OpenAI dropped three new realtime audio models into the API in a single release: GPT-Realtime-2, the company's first voice model with GPT-5-class reasoning; GPT-Realtime-Translate, a live speech-to-speech translator across 70+ input languages and 13 output languages; and GPT-Realtime-Whisper, a streaming speech-to-text model built for low-latency captions and transcription. Together they push the Realtime API past simple turn-taking voice bots and into voice agents that can actually do work while a conversation is happening.
GPT-Realtime-2: Reasoning Comes to Voice
The headline model is GPT-Realtime-2, and the headline change is reasoning. Until now, the realtime voice stack felt fast but shallow—great at carrying a conversation, weak at handling a request that required a second thought. GPT-Realtime-2 closes that gap with adjustable reasoning effort across minimal, low, medium, high, and xhigh tiers, mirroring the dial OpenAI ships on the text models. Default is low, so simple chat stays cheap and snappy; xhigh is on tap for the calls where the model needs to actually think.

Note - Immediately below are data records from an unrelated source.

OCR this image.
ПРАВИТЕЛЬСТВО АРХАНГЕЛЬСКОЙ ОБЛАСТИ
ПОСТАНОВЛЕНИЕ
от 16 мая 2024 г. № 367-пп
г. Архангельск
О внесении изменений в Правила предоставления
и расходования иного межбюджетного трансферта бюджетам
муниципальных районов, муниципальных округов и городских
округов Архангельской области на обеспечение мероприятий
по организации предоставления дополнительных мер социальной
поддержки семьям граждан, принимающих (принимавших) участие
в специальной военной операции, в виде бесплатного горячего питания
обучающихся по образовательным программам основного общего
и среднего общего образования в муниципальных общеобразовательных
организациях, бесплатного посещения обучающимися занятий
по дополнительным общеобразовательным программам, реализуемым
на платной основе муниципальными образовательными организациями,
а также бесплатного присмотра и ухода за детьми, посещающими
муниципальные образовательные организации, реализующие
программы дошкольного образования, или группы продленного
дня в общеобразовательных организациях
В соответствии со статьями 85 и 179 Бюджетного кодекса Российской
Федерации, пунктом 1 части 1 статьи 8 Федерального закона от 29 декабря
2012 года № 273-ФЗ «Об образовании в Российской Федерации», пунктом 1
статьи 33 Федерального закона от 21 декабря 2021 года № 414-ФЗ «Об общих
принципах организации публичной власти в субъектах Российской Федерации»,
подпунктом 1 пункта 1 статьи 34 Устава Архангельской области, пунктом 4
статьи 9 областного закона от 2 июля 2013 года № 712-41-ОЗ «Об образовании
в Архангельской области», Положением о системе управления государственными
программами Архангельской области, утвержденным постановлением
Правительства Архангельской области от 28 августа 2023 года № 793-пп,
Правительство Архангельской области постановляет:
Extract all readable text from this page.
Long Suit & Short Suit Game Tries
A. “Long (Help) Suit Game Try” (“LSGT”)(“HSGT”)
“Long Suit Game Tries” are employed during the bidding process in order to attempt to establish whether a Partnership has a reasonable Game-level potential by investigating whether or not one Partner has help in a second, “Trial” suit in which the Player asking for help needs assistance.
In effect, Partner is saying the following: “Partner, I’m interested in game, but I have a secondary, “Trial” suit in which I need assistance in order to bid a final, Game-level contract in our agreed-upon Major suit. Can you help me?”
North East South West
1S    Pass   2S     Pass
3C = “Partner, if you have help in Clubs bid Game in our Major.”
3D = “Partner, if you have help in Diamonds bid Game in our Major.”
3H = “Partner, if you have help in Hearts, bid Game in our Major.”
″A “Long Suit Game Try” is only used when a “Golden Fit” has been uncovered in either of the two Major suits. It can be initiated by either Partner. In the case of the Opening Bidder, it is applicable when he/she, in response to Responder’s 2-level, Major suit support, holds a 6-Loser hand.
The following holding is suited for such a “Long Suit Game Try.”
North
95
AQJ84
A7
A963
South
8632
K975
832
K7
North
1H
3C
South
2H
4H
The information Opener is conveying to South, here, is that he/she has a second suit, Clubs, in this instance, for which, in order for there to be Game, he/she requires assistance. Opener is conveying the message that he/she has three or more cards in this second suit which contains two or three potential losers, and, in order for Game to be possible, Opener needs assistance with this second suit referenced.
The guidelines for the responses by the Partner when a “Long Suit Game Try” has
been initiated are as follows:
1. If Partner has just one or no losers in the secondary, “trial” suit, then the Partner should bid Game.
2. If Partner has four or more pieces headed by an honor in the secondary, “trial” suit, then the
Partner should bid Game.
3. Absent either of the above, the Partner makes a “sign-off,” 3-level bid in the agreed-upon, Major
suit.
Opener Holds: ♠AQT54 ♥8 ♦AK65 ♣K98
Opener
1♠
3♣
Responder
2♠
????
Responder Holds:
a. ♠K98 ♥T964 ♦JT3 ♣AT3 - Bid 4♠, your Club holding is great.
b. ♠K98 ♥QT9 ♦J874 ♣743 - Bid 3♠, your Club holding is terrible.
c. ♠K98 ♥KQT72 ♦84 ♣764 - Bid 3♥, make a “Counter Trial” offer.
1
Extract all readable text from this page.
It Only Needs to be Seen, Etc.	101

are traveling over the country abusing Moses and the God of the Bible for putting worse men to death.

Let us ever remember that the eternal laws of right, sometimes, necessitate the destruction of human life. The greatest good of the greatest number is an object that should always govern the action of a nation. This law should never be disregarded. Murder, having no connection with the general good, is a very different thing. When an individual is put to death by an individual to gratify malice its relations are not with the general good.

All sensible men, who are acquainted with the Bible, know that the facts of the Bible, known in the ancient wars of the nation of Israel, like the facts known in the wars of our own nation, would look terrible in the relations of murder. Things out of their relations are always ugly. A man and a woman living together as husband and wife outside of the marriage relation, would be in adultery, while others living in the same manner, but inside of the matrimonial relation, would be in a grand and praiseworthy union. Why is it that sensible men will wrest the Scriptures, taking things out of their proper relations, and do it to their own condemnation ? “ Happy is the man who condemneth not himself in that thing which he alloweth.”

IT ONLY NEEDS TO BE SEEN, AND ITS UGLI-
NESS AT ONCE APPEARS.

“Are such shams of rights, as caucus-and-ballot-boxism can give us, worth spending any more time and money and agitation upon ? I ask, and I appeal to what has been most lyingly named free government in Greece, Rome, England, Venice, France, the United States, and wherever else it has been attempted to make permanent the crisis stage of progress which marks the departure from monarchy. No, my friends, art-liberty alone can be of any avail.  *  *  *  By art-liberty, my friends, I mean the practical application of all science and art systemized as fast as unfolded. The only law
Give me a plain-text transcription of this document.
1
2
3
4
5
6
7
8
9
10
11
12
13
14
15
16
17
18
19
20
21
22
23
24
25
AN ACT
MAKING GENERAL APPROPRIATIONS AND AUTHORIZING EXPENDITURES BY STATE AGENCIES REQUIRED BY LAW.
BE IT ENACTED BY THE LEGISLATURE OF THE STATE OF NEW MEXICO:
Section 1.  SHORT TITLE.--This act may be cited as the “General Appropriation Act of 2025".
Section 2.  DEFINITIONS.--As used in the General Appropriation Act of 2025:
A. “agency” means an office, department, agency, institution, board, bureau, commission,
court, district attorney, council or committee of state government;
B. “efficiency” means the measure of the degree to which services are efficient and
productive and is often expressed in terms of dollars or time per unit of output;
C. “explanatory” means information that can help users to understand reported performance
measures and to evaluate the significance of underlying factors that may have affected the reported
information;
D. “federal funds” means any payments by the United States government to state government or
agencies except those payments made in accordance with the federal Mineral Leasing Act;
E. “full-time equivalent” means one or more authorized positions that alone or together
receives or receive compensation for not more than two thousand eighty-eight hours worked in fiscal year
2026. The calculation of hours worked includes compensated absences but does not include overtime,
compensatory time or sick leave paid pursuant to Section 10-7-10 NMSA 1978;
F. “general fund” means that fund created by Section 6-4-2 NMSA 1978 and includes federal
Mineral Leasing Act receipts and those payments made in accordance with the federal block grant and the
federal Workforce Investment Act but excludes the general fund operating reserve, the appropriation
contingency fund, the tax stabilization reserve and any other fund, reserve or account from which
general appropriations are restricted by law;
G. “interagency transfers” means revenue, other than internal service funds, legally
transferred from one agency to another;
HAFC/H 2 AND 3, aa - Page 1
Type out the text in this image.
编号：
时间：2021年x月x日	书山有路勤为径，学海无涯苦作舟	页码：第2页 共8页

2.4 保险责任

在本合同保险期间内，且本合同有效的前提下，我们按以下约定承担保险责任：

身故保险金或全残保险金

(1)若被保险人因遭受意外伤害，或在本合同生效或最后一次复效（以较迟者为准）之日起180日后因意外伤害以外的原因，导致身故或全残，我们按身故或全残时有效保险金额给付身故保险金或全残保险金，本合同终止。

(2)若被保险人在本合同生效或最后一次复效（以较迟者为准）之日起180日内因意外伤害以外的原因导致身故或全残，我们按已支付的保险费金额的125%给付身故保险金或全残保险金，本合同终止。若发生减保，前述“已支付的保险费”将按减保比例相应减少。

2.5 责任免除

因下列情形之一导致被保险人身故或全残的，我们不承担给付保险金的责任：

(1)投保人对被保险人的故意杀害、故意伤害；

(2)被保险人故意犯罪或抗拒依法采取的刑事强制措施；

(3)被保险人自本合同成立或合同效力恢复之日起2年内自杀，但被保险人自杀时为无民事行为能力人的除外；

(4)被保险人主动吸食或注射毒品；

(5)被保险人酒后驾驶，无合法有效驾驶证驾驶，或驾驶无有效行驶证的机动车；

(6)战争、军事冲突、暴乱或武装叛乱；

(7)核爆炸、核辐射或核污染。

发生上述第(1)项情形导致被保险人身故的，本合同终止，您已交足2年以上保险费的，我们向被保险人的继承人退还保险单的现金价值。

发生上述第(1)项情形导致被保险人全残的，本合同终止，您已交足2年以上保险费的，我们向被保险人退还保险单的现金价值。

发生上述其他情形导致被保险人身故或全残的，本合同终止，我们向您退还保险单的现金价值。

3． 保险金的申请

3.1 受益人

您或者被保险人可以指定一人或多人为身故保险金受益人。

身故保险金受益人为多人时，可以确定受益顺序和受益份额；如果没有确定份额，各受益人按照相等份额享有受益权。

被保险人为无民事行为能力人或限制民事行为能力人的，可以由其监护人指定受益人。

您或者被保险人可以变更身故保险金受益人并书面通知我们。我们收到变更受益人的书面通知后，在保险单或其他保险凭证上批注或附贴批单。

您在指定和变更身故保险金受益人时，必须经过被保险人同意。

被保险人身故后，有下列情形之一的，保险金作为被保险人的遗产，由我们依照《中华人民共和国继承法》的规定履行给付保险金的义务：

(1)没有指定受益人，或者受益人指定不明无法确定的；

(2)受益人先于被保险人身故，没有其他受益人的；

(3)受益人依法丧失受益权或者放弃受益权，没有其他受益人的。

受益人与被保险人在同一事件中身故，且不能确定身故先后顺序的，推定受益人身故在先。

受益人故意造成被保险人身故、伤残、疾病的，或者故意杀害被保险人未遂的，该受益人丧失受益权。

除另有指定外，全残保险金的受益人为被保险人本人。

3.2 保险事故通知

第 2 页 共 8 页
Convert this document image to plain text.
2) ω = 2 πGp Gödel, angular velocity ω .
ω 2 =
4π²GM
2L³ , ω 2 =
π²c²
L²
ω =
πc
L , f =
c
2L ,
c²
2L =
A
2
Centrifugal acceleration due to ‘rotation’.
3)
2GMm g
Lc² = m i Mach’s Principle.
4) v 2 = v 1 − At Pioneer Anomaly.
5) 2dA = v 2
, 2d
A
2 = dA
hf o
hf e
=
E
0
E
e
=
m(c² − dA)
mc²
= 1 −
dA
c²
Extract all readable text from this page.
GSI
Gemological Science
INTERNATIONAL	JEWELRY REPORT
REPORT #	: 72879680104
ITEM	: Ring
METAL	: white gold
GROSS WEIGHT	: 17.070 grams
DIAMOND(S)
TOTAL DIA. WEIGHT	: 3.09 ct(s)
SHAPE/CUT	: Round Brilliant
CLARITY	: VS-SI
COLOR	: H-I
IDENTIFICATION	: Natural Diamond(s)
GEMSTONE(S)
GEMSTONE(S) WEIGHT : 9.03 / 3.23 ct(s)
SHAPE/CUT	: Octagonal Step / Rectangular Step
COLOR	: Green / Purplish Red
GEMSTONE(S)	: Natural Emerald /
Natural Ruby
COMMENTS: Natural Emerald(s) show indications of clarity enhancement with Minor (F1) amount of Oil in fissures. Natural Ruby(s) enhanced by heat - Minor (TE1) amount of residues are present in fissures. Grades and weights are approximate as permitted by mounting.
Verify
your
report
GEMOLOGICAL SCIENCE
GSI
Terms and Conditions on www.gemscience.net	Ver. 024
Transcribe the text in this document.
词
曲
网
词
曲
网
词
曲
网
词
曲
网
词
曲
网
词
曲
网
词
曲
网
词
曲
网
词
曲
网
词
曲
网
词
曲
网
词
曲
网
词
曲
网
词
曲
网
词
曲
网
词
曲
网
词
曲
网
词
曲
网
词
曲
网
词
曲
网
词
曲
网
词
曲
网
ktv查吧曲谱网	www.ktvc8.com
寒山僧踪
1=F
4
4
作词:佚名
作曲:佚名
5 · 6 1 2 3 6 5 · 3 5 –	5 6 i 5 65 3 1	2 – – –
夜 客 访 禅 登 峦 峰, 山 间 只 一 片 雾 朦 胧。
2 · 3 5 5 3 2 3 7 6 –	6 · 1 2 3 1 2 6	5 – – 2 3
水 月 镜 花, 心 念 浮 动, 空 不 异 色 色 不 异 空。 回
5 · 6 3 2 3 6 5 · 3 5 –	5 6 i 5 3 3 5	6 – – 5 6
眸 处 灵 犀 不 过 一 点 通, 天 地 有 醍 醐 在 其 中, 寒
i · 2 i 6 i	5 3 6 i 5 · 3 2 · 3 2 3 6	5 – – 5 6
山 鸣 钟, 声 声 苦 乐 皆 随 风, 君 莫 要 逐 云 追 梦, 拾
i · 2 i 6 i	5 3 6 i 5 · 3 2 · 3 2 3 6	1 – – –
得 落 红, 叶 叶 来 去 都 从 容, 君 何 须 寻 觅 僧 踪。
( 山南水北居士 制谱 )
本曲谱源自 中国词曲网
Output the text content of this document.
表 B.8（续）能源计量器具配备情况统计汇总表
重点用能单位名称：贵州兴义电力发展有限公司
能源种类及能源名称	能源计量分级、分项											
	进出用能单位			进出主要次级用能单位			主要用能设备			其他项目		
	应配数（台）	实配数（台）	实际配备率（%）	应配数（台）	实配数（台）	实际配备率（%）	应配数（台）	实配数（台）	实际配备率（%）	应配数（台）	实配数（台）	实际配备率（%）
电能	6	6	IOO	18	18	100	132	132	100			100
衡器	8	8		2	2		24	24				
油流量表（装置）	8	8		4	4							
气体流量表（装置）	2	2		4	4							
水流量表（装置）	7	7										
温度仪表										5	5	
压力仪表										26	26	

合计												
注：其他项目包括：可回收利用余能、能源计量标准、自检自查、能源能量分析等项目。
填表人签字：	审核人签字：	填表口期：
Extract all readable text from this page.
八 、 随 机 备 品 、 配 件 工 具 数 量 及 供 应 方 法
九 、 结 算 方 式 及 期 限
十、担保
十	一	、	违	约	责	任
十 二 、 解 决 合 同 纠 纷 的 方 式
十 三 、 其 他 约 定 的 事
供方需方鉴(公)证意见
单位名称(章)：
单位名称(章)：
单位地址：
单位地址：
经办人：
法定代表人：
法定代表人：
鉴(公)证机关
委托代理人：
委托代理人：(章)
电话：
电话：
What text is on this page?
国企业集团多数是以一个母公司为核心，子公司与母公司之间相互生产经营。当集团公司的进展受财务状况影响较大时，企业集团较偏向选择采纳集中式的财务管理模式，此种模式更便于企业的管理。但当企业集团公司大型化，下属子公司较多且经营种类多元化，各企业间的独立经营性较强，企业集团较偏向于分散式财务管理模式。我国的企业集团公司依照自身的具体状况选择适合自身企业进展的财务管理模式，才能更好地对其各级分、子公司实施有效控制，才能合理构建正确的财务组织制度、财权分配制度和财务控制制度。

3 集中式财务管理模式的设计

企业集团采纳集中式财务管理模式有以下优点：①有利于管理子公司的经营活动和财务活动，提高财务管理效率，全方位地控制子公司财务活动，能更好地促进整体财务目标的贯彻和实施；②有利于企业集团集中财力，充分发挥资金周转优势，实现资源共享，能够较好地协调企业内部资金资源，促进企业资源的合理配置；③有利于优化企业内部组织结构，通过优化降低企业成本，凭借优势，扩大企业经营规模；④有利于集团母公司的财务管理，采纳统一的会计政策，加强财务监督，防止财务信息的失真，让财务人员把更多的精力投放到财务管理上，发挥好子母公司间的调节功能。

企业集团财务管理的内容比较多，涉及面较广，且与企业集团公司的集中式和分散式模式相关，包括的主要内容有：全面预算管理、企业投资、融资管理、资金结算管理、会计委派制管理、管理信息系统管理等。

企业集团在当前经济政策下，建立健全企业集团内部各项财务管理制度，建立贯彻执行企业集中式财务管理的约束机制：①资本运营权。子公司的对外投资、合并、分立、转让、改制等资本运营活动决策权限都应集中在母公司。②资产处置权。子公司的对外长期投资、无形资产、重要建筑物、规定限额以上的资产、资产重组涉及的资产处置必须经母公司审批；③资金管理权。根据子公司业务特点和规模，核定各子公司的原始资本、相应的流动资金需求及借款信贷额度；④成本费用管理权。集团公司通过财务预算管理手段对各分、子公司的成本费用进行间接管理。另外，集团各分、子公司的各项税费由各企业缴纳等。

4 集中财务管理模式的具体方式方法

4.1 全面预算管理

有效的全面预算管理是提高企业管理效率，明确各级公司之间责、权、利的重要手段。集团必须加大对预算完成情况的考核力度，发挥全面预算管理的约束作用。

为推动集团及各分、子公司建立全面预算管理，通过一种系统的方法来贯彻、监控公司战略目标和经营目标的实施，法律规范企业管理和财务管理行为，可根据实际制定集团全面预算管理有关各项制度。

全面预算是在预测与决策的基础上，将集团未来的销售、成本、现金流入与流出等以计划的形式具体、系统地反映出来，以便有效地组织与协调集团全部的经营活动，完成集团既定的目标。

The model also widens the conversational substrate around that reasoning. The context window grows from 32K to 128K tokens, enough for long sessions and complex agentic workflows. Parallel tool calls and audible "tool transparency" let the agent say things like "checking your calendar" or "looking that up now" while it's actually doing the work. New preambles—short phrases like "let me check that" or "one moment while I look into it"—keep the user oriented during longer thinking. And there's stronger graceful-failure behavior: instead of failing silently, the model can now say "I'm having trouble with that right now" and recover the conversation.
The benchmark deltas back the framing. GPT-Realtime-2 (high) scores 15.2% higher on Big Bench Audio than GPT-Realtime-1.5, and (xhigh) scores 13.8% higher on Audio MultiChallenge for instruction following. Zillow, an early tester, reported a 26-point lift in call success rate on its hardest adversarial benchmark after prompt optimization (95% vs. 69%) and called out the agentic competence and guardrail strength as the things that finally made it viable for production voice.
GPT-Realtime-Translate: Live Multilingual Conversations
The second model is built for one job: speech-to-speech translation that keeps pace with a live speaker. 70+ input languages, 13 output languages, with simultaneous transcription so the user can also read along. The use cases OpenAI is pitching are obvious—customer support, cross-border sales, education, events, media, creator platforms with global audiences—and the early-tester quotes are sharp on the latency story: BolnaAI reported 12.5% lower Word Error Rates than any other model they tested across Hindi, Tamil, and Telugu, with sustained natural conversation latency.
Vimeo demoed the model translating a product education video live as it played, so global customers could hear updates in their preferred language without waiting for a separately produced version. Deutsche Telekom is using it for multilingual customer support so callers can speak in the language they're most comfortable in while the model translates both directions in real time.
GPT-Realtime-Whisper: Streaming Transcription
The third model is a pure streaming speech-to-text engine optimized for low-latency captions and live transcripts. The targeted workflows: meeting captions, classroom captions, live broadcasts, event captions, in-progress meeting notes, and the ASR layer underneath voice agents that need to understand the user continuously rather than waiting for end-of-turn. It's the unsexy plumbing model in the lineup, and it's the one most existing Whisper-based pipelines will probably swap in first.
Three New Voice Patterns
OpenAI framed the launch around three patterns it's seeing developers build. Voice-to-action: people describe what they need and the agent reasons through it, calls tools, and completes the task—Zillow's example was "find me homes within my BuyAbility, avoid busy streets, and schedule a tour for Saturday." Systems-to-voice: software turns context into proactive spoken guidance—a travel app saying "your flight is delayed but you can still make your connection, here's the new gate." Voice-to-voice: conversations continue across languages and changing context. Priceline is working toward a future where travelers manage entire trips by voice, including searching, rebooking, and translating once on the ground.
Pricing and Availability
All three models are live in the Realtime API today. GPT-Realtime-2: $32 per 1M audio input tokens ($0.40 cached) and $64 per 1M audio output tokens. GPT-Realtime-Translate: $0.034 per minute. GPT-Realtime-Whisper: $0.017 per minute. The Realtime API supports EU Data Residency and is covered by OpenAI's enterprise privacy commitments. There's a Playground for hands-on testing and a Codex prompt that scaffolds a minimal WebRTC voice agent against the new model in one click.
Why It Matters for Web Developers
Voice as an interface has been the perpetual "next year" of consumer software for a decade, mostly because the underlying models couldn't do what the demos promised. GPT-Realtime-2 is the first version of this stack where the agent can hold a conversation, reason through a multi-step request, run tools in parallel, recover from interruptions, and modulate its tone—all without dropping out of the realtime loop. For web developers building support bots, scheduling agents, accessibility tools, education platforms, or any UI that benefits from being faster to talk to than to click through, this is the version of the API that's worth a real prototype.